What is OCR?

According to Wikipedia, OCR (in Eng. optical character recognition) is a “set of techniques or software used to recognise characters and entire texts in a raster-based image file. The primary task of OCR is to recognise text in a scanned document (for instance, a paper form or book page)”.

So much for definition. As regards services, OCR includes, among others:

  • conversion of PDF files to Word (while retaining the layout and graphics)
  • conversion of image files (scans/photos) containing text to Word format
  • advanced image editing of PDF files (substitution of text/translation)
  • preparation of materials for Translation Agencies

Preparation of documents for translation

Our OCR services are primarily addressed to translation agencies for which we compile source materials and prepare them for translation in. doc/. docx or formats supported by CAT software (programmes supporting translation).

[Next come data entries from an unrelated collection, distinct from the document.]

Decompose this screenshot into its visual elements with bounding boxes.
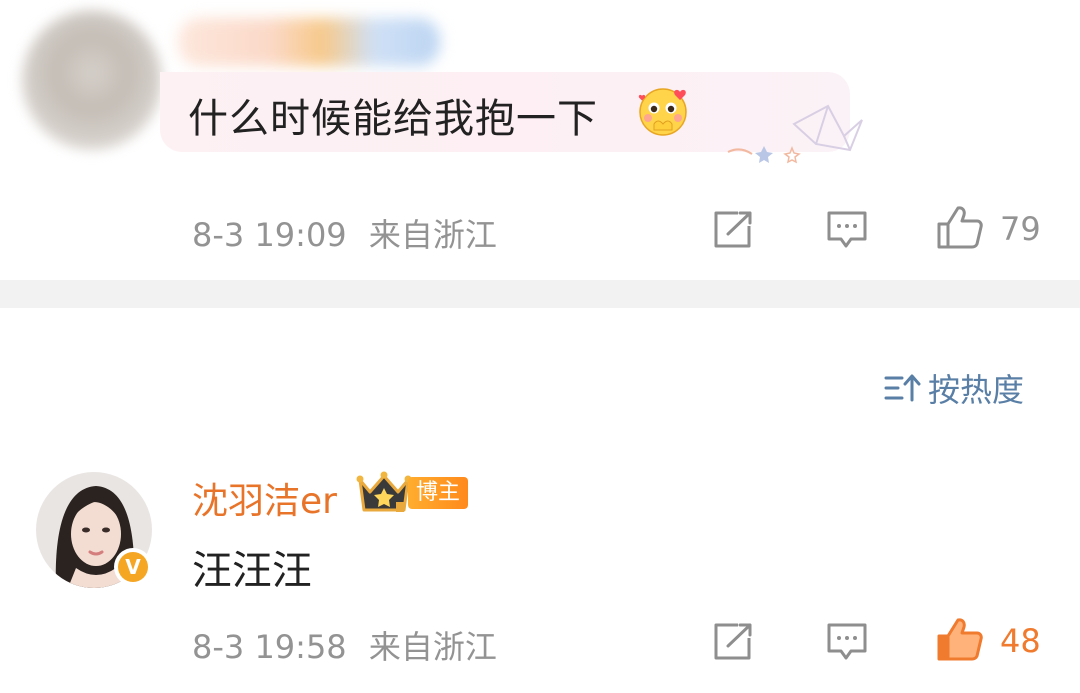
verified-mark: V xyxy=(118,552,148,582)
liked-thumb-icon[interactable] xyxy=(936,616,984,662)
shy-blush-emoji-icon xyxy=(638,88,687,136)
comment-timestamp: 8-3 19:09 来自浙江 xyxy=(192,210,497,256)
location-text: 来自浙江 xyxy=(368,628,497,666)
section-divider xyxy=(0,280,1080,308)
crown-fan-badge-icon xyxy=(356,471,412,512)
sort-label: 按热度 xyxy=(928,371,1025,409)
comment-thread: 什么时候能给我抱一下 8-3 19:09 来自浙江 79 按热度 V 沈羽洁er… xyxy=(0,0,1080,693)
comment-text: 什么时候能给我抱一下 xyxy=(188,96,598,142)
commenter-name-blurred[interactable] xyxy=(178,18,440,66)
like-count: 79 xyxy=(1000,210,1041,248)
sort-by-hot-button[interactable]: 按热度 xyxy=(884,366,1024,410)
commenter-avatar-blurred[interactable] xyxy=(22,10,162,150)
comment-icon[interactable] xyxy=(826,622,868,662)
location-text: 来自浙江 xyxy=(368,216,497,254)
comment-timestamp: 8-3 19:58 来自浙江 xyxy=(192,622,497,668)
sort-icon xyxy=(884,374,921,402)
blogger-badge: 博主 xyxy=(408,477,468,509)
share-icon[interactable] xyxy=(712,622,754,662)
verified-badge: V xyxy=(114,548,152,586)
paper-crane-decoration-icon xyxy=(727,104,863,164)
time-text: 8-3 19:09 xyxy=(192,216,347,254)
like-count: 48 xyxy=(1000,622,1041,660)
share-icon[interactable] xyxy=(712,210,754,250)
comment-icon[interactable] xyxy=(826,210,868,250)
username[interactable]: 沈羽洁er xyxy=(192,472,337,524)
comment-text: 汪汪汪 xyxy=(192,548,312,594)
like-thumb-icon[interactable] xyxy=(936,204,984,250)
time-text: 8-3 19:58 xyxy=(192,628,347,666)
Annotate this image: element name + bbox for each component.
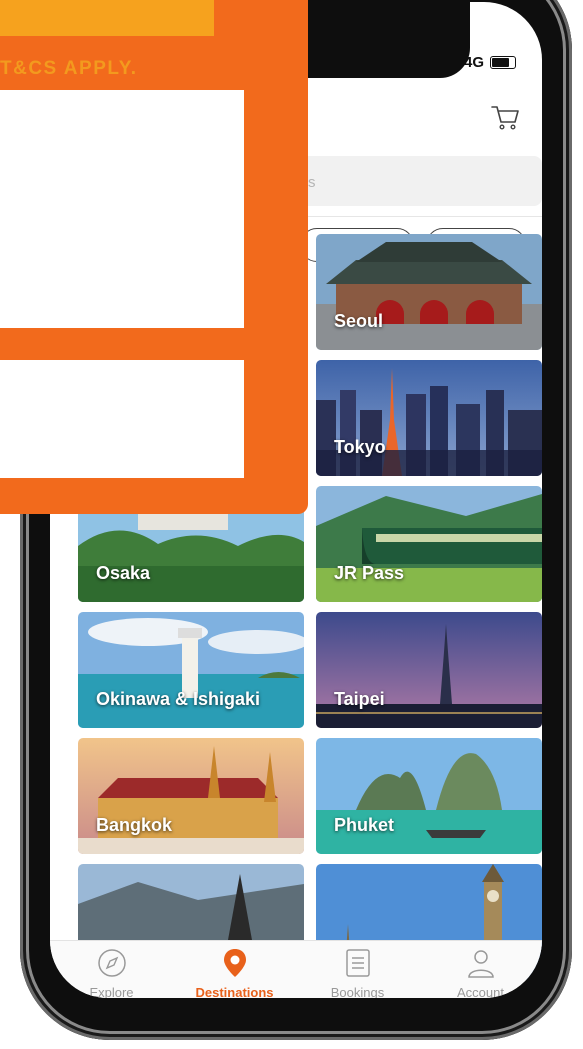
promo-badge [0, 0, 214, 36]
nav-bookings-label: Bookings [330, 985, 385, 998]
compass-icon [98, 949, 126, 977]
promo-terms: T&CS APPLY. [0, 58, 138, 79]
bottom-nav: Explore Destinations Bookings Account [50, 940, 542, 998]
destination-tile-taipei[interactable]: Taipei [316, 612, 542, 728]
destination-tile-jr-pass[interactable]: JR Pass [316, 486, 542, 602]
destination-label: Tokyo [334, 437, 386, 457]
destination-tile-okinawa[interactable]: Okinawa & Ishigaki [78, 612, 304, 728]
destination-tile-phuket[interactable]: Phuket [316, 738, 542, 854]
destination-label: Okinawa & Ishigaki [96, 689, 261, 709]
destination-tile-seoul[interactable]: Seoul [316, 234, 542, 350]
destination-tile-bangkok[interactable]: Bangkok [78, 738, 304, 854]
nav-account-label: Account [457, 985, 504, 998]
search-placeholder: s [308, 174, 316, 191]
promo-banner[interactable]: T&CS APPLY. [0, 0, 308, 514]
destination-label: Bangkok [96, 815, 173, 835]
destination-label: Taipei [334, 689, 385, 709]
destination-tile-tokyo[interactable]: Tokyo [316, 360, 542, 476]
phuket-image [316, 738, 542, 854]
nav-destinations-label: Destinations [195, 985, 274, 998]
destination-label: Osaka [96, 563, 151, 583]
nav-explore[interactable]: Explore [50, 941, 173, 998]
promo-panel-top [0, 90, 244, 328]
cart-icon[interactable] [490, 102, 520, 132]
taipei-image [316, 612, 542, 728]
location-pin-icon [224, 949, 246, 977]
tokyo-image [316, 360, 542, 476]
nav-destinations[interactable]: Destinations [173, 941, 296, 998]
okinawa-image [78, 612, 304, 728]
nav-explore-label: Explore [89, 985, 134, 998]
nav-bookings[interactable]: Bookings [296, 941, 419, 998]
battery-icon [490, 56, 516, 69]
destination-label: JR Pass [334, 563, 405, 583]
jr-pass-image [316, 486, 542, 602]
destination-label: Phuket [334, 815, 395, 835]
bangkok-image [78, 738, 304, 854]
promo-panel-bottom [0, 360, 244, 478]
destination-label: Seoul [334, 311, 384, 331]
nav-account[interactable]: Account [419, 941, 542, 998]
user-icon [468, 950, 494, 978]
seoul-image [316, 234, 542, 350]
list-icon [346, 949, 370, 977]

Non-editable files, such as advertising folders or instruction manuals where their visual presentation plays a key role - most often require preparation before translation.

The OCR service often requires both the use of OCR software and the work of a DTP specialist, such as for folders, instructions or advertising materials sent in the form of scans, photos or poor quality pdf files. With uncomplicated pdf documents, the simple use of OCR software sometimes produces satisfactory results. However, the quality of editable documents obtained depends to a large extent on the source text.